Big changes are in the works for Cisco's Worldwide Partner Organization (WWPO) in the midst of Cisco's ongoing corporate restructuring, including yet-to-be-determined changes to the WWPO's share of Cisco's overall resource pool, a number of major Cisco executive shifts directly relevant to the channel, and some strategic moves that in theory will mean greater emphasis on partner-led sales with Cisco.
The various changes -- some strategic, some organizational, some tied to specific executives -- were confirmed to CRN by sources with direct knowledge of the WWPO and how Cisco is revamping both the WWPO and the global sales organization during its restructuring.
The various moves come following several successive quarters' worth of disappointing earnings from Cisco and an ongoing series of high-profile headaches for Cisco, including several major executive departures in recent months.
During Cisco's third quarter earnings call in early May, Cisco said it would look to remove $1 billion in expenses by the end of its fiscal 2012, including broad cuts in underperforming business units and the promise of layoffs. That announcement came nearly a month after Cisco Chairman and CEO John Chambers hinted at organizational changes in an unusually candid memo to Cisco employees.
Going forward, Cisco will shift its emphasis away from the 30 to 50 "adjacencies" -- that is, market segments where Cisco sees itself as a potentially dominant player -- and re-focus its efforts on five business categories. Those categories include its core businesses, including routing, switching, services, security and mobility, as well as collaboration, data center/virtualization and cloud, video, and architecture for business transformation. That re-focusing was described to recent attendees of Cisco's Partner Executive Exchange (CPEE) conference.
Cisco doesn't plan to abandon any of the adjacencies it's been focusing on, according to sources, but will emphasize the five strategic areas and how those adjacencies might fit the profile of one or more of the five, rather than overwhelm partners with the possibility of investing in too many areas.
Elsewhere, Cisco has already made a number of executive changes as part of its restructuring, and according to sources, many more are about to become official.
Among the biggest executive changes are that two executives well known to the Cisco partner community will have higher-profile roles going forward. One is Chuck Robbins, senior vice president of U.S. enterprise, commercial and Canada markets, who according to sources has been bumped up to run all of Cisco's Americas-based sales. Robbins' ascent comes as Cisco has realigned its various worldwide sales theaters into three categories, down from nine. Americas is one, Europe, the Middle East and Africa, two, and Asia Pacific, China and Japan, three.
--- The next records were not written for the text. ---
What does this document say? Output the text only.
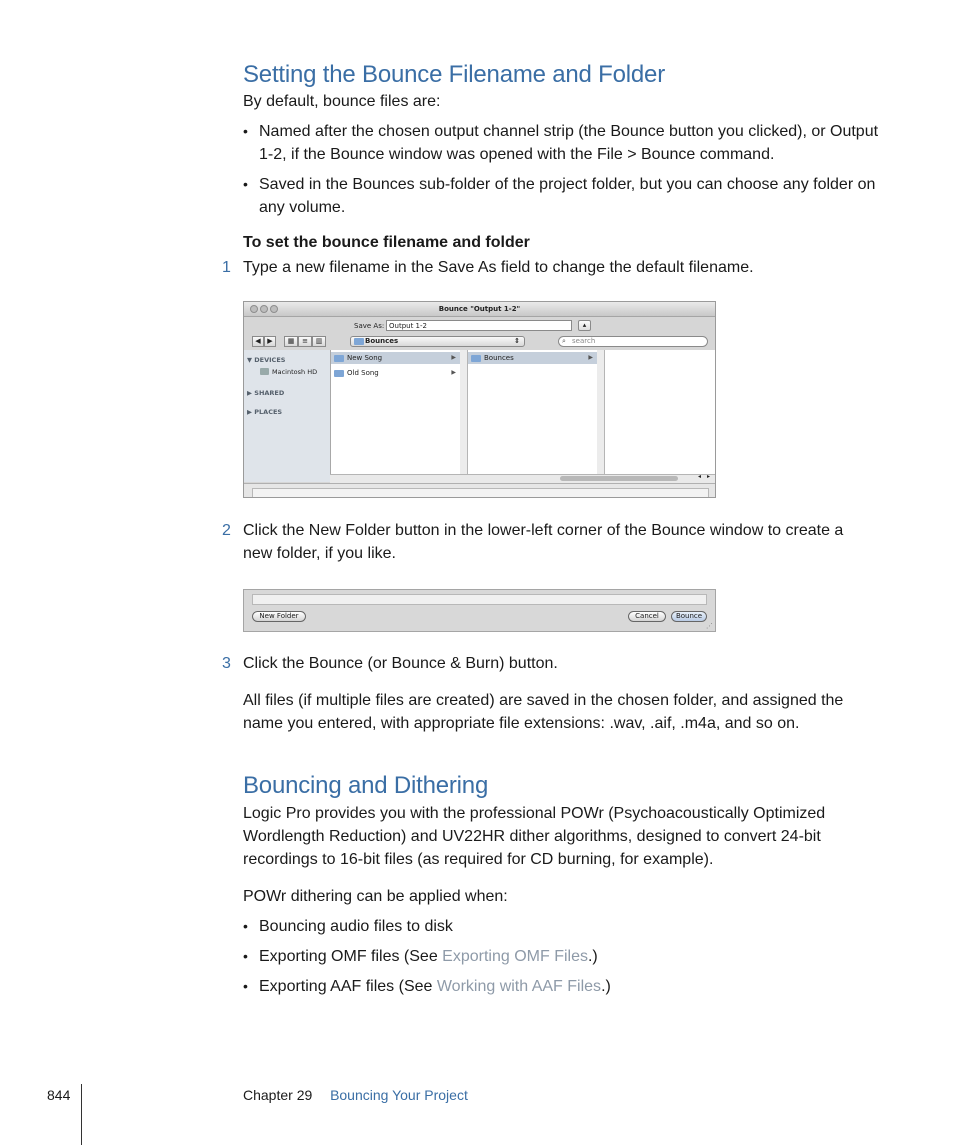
Setting the Bounce Filename and Folder
By default, bounce files are:
• Named after the chosen output channel strip (the Bounce button you clicked), or Output 1-2, if the Bounce window was opened with the File > Bounce command.
• Saved in the Bounces sub-folder of the project folder, but you can choose any folder on any volume.
To set the bounce filename and folder
1 Type a new filename in the Save As field to change the default filename.
Bounce "Output 1-2"
Save As: Output 1-2	▴
◀ ▶	▦	≡	▥	Bounces	⇕	⌕ search
▼ DEVICES
Macintosh HD
▶ SHARED
▶ PLACES
New Song	▶
Old Song	▶
Bounces	▶
◂ ▸
2 Click the New Folder button in the lower-left corner of the Bounce window to create a new folder, if you like.
New Folder	Cancel	Bounce
⋰
3 Click the Bounce (or Bounce & Burn) button.
All files (if multiple files are created) are saved in the chosen folder, and assigned the name you entered, with appropriate file extensions: .wav, .aif, .m4a, and so on.
Bouncing and Dithering
Logic Pro provides you with the professional POWr (Psychoacoustically Optimized Wordlength Reduction) and UV22HR dither algorithms, designed to convert 24-bit recordings to 16-bit files (as required for CD burning, for example).
POWr dithering can be applied when:
• Bouncing audio files to disk
• Exporting OMF files (See Exporting OMF Files.)
• Exporting AAF files (See Working with AAF Files.)
844	Chapter 29 Bouncing Your Project
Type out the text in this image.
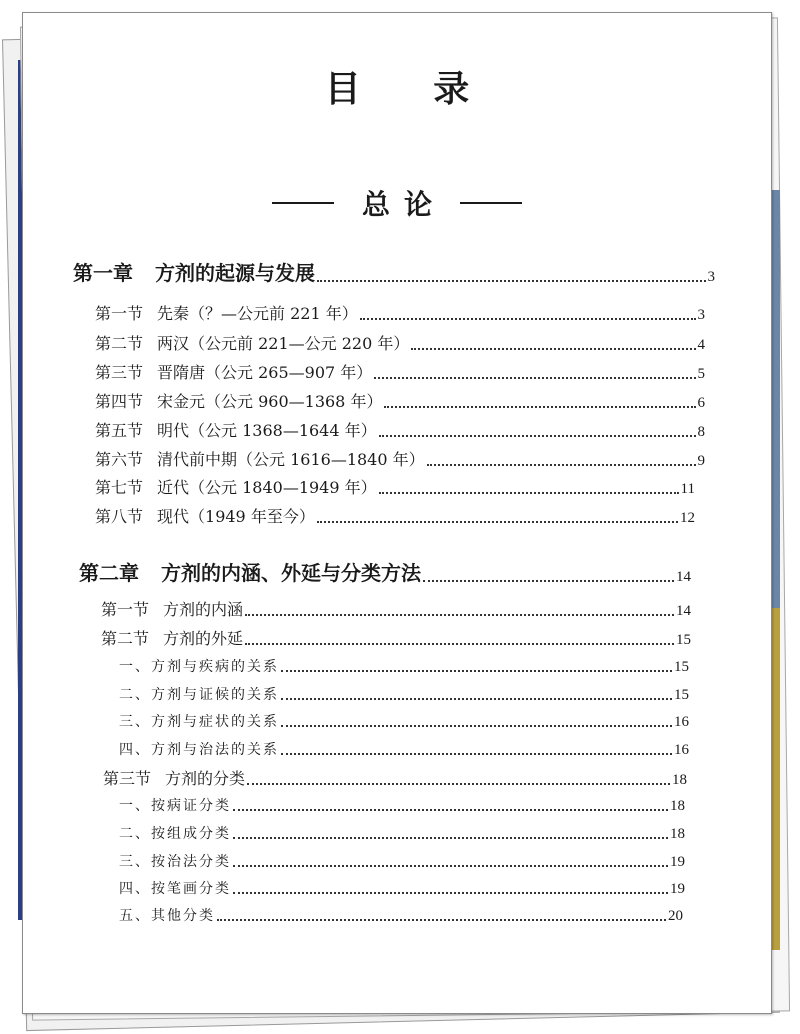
目 录
总论
第一章 方剂的起源与发展	3
第一节 先秦（？—公元前 221 年）	3
第二节 两汉（公元前 221—公元 220 年）	4
第三节 晋隋唐（公元 265—907 年）	5
第四节 宋金元（公元 960—1368 年）	6
第五节 明代（公元 1368—1644 年）	8
第六节 清代前中期（公元 1616—1840 年）	9
第七节 近代（公元 1840—1949 年）	11
第八节 现代（1949 年至今）	12
第二章 方剂的内涵、外延与分类方法	14
第一节 方剂的内涵	14
第二节 方剂的外延	15
一、方剂与疾病的关系	15
二、方剂与证候的关系	15
三、方剂与症状的关系	16
四、方剂与治法的关系	16
第三节 方剂的分类	18
一、按病证分类	18
二、按组成分类	18
三、按治法分类	19
四、按笔画分类	19
五、其他分类	20
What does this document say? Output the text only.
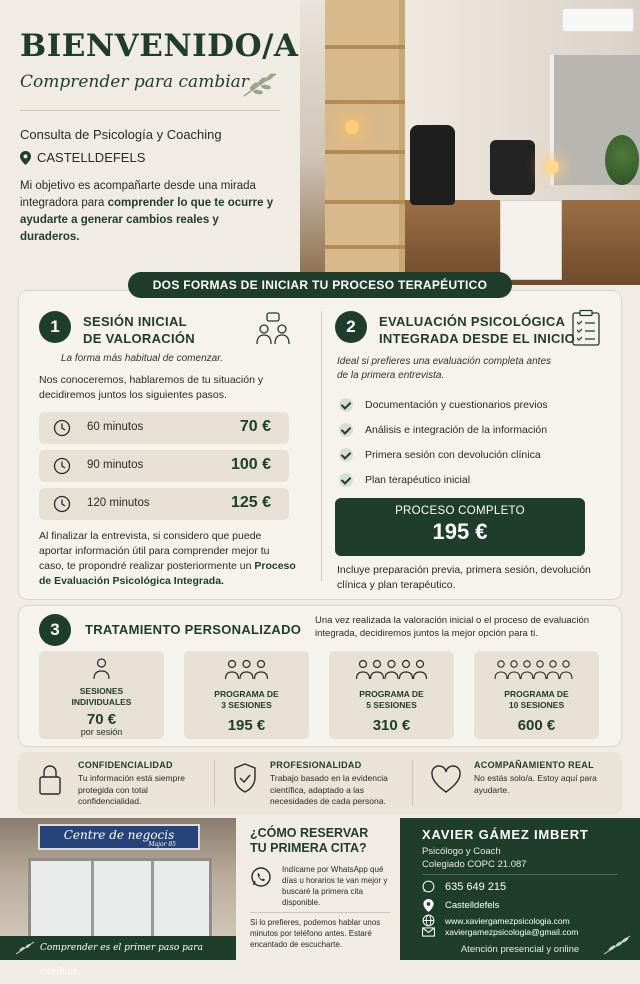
BIENVENIDO/A
Comprender para cambiar
Consulta de Psicología y Coaching
CASTELLDEFELS
Mi objetivo es acompañarte desde una mirada integradora para comprender lo que te ocurre y ayudarte a generar cambios reales y duraderos.
DOS FORMAS DE INICIAR TU PROCESO TERAPÉUTICO
1	SESIÓN INICIAL
DE VALORACIÓN
La forma más habitual de comenzar.
Nos conoceremos, hablaremos de tu situación y decidiremos juntos los siguientes pasos.
60 minutos	70 €
90 minutos	100 €
120 minutos	125 €
Al finalizar la entrevista, si considero que puede aportar información útil para comprender mejor tu caso, te propondré realizar posteriormente un Proceso de Evaluación Psicológica Integrada.
2	EVALUACIÓN PSICOLÓGICA
INTEGRADA DESDE EL INICIO
Ideal si prefieres una evaluación completa antes de la primera entrevista.
Documentación y cuestionarios previos
Análisis e integración de la información
Primera sesión con devolución clínica
Plan terapéutico inicial
PROCESO COMPLETO
195 €
Incluye preparación previa, primera sesión, devolución clínica y plan terapéutico.
3	TRATAMIENTO PERSONALIZADO
Una vez realizada la valoración inicial o el proceso de evaluación integrada, decidiremos juntos la mejor opción para ti.
SESIONES
INDIVIDUALES
70 €
por sesión
PROGRAMA DE
3 SESIONES
195 €
PROGRAMA DE
5 SESIONES
310 €
PROGRAMA DE
10 SESIONES
600 €
CONFIDENCIALIDAD
Tu información está siempre protegida con total confidencialidad.
PROFESIONALIDAD
Trabajo basado en la evidencia científica, adaptado a las necesidades de cada persona.
ACOMPAÑAMIENTO REAL
No estás solo/a. Estoy aquí para ayudarte.
Centre de negocis
Major 85
Comprender es el primer paso para cambiar.
¿CÓMO RESERVAR
TU PRIMERA CITA?
Indícame por WhatsApp qué días u horarios te van mejor y buscaré la primera cita disponible.
Si lo prefieres, podemos hablar unos minutos por teléfono antes. Estaré encantado de escucharte.
XAVIER GÁMEZ IMBERT
Psicólogo y Coach
Colegiado COPC 21.087
635 649 215
Castelldefels
www.xaviergamezpsicologia.com
xaviergamezpsicologia@gmail.com
Atención presencial y online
Robbins' new title is senior vice president of Americas, and all of the heads of Cisco's sales theaters within the Americas -- including, for example, Bruce Klein, senior vice president of Cisco's U.S. public sector organization, and Michael Glickman, vice president of U.S. service provider -- now report to Robbins.
According to sources, Cisco wanted three single sales heads in each of its three regions with single-source decision-making power, as it hopes to simplify the sales organization overall. Robbins has that role in the Americas and has total P&L responsibility for Americas sales. He reports to Rob Lloyd, executive vice president, worldwide operations for Cisco.
The re-organization of Cisco's Worldwide Field Operations into the three regions was previously announced by Cisco in early May. Cisco's former Emerging Markets theater has been broken into two pieces, with Latin America moving under the Americas organization and the rest now part of the EMEA organization.